Perché non abbiamo bisogno di commissari della militanza con la kefiyah

30 Novembre 2025

[Roberto Loddo]

La stampa è nemica di coloro che vogliono silenziare il dissenso e la ricerca della verità. È nemica dei regimi autoritari, dal marzo 2022 in Russia è impossibile fare informazione a causa dei procedimenti penali contro giornalisti e blogger che osano parlare della guerra in Ucraina, criticano le forze armate e informano sulla repressione dei movimenti transfemministi e LGBTQ+.

E certamente, la stampa libera è nemica dei fascisti. Gli assalti alle redazioni vengono fatti dai fascisti. Ricordo, come se fosse ieri, qualche giorno prima del Natale del 2000, la bomba che esplodeva a mezzogiorno e otto minuti sulla porta della redazione del manifesto a Roma. Era una bomba fascista.

L’attentatore era rimasto ferito nell’esplosione ed era stato soccorso dai giornalisti e dalle giornaliste del manifesto. Se il fascista, militante di Forza Nuova e Militia Christi, fosse riuscito a far esplodere la sua bomba prima del previsto, avrebbe potuto compiere una strage.

Ricordo che nelle stesse ore dallo scoppio della bomba, tutto il mondo democratico, dalla politica ai sindacati, sostenne la redazione del manifesto chiedendo la messa al bando dei movimenti fascisti e condannando lo sdoganamento dell’estrema destra, che proprio in quei mesi riapparve nelle stanze dei bottoni con Haider al governo dell’Austria.

Ha ragione il deputato di Avs, Marco Grimaldi sull’assalto a La Stampa: “Chi ripudia la guerra, schifa la mafia e il terrorismo, non può intimidire i giornalisti”. Penso, come ha dichiarato Grimaldi, che quei ragazzi e quelle ragazze che hanno partecipato a quell’azione punitiva “non dovrebbero fare il gioco di chi aspetta solo atti sconsiderati per screditare e reprimere ogni forma mobilitazione”.

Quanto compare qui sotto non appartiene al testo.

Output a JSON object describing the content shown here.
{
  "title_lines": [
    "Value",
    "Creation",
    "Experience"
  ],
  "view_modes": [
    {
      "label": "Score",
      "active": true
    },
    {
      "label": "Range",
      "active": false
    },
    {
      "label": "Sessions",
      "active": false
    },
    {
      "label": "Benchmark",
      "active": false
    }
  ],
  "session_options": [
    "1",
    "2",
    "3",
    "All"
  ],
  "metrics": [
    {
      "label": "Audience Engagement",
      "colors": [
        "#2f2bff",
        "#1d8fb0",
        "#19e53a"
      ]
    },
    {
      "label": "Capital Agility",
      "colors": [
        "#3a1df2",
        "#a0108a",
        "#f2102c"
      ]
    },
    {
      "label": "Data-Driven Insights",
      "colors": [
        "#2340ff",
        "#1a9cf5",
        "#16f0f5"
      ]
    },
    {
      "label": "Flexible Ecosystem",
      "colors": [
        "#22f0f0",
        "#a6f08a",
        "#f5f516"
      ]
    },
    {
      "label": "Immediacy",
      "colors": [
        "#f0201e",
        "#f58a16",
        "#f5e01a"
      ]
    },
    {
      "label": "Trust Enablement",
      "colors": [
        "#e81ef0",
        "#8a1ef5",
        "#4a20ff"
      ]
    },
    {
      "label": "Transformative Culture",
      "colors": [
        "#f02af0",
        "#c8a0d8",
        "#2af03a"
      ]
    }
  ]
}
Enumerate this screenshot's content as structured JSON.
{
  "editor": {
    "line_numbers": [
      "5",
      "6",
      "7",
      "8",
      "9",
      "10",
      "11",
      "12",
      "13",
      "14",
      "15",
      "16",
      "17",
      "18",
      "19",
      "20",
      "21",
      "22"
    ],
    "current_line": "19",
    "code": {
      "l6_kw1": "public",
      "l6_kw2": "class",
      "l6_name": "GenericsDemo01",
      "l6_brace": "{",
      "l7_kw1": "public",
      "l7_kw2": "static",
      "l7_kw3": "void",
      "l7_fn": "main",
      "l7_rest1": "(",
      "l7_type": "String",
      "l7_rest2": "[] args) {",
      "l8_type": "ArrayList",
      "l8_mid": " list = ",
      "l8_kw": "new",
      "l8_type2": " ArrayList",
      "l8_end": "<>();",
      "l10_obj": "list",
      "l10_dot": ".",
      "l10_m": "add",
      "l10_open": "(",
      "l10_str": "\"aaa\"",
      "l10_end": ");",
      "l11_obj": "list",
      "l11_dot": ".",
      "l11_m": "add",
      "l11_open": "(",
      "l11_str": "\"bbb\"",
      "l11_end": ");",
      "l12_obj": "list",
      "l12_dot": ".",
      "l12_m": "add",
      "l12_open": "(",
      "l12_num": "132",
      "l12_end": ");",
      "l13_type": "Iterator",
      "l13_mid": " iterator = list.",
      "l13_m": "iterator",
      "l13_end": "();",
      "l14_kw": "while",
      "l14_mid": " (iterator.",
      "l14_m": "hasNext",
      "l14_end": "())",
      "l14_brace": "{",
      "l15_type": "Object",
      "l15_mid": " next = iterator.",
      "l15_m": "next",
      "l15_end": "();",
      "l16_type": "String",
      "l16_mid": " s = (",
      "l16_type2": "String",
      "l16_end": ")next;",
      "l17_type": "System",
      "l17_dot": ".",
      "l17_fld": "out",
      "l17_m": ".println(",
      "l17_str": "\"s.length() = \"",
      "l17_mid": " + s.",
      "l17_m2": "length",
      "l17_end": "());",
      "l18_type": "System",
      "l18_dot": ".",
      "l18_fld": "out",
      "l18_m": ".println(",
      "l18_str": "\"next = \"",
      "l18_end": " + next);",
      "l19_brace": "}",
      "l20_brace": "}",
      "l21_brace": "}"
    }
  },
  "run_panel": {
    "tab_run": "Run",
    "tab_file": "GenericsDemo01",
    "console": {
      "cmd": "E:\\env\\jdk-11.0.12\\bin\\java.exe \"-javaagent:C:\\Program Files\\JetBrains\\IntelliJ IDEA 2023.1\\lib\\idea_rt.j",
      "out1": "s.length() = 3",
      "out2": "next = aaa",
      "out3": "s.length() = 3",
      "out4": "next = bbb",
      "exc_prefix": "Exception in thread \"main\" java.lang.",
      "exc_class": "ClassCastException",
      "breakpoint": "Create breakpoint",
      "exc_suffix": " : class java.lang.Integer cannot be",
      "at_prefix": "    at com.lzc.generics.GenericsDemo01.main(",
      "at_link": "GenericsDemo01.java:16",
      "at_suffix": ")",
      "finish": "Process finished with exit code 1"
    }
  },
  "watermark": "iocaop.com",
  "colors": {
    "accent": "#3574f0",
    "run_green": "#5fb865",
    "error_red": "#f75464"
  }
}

Fare un passo indietro e “chiedere scusa” è una scelta saggia. Perché non ha nessun senso usare violenza e intimidazione contro chi ogni giorno cerca di raccontare la complessità del mondo e proprio nel giorno dello sciopero nazionale dei giornalisti. Tra l’altro ottenendo l’effetto boomerang di sotterrare mediaticamente le grandi manifestazioni per lo sciopero generale e togliere spazio al genocidio in corso a Gaza.

La mia preoccupazione è che ci possa essere un’escalation di azioni, direttamente proporzionale al livello di violenza e repressione. Credo che il mondo democratico, ogni organizzazione che immagina un’alternativa a questa società, dovrebbe farsi carico di mettere la parola fine a questo progressivo fuoco amico e decadimento di umanità contro la nostra gente.

L’idea che tra i movimenti giovanili antagonisti ci possa pure essere chi si fa carico di fare “la polizia della militanza con la kefiyah” attraverso azioni “da branco” sanzionatorie, squadriste e punitive coordinate su Instagram contro altre organizzazioni democratiche e addirittura redazioni dei giornali è inaccettabile, disgustosa e aberrante.

Non fa parte della cultura politica di chi lotta per cambiare il mondo l’utilizzo del linguaggio dell’odio per ottenere ragione attraverso la sopraffazione dell’altro.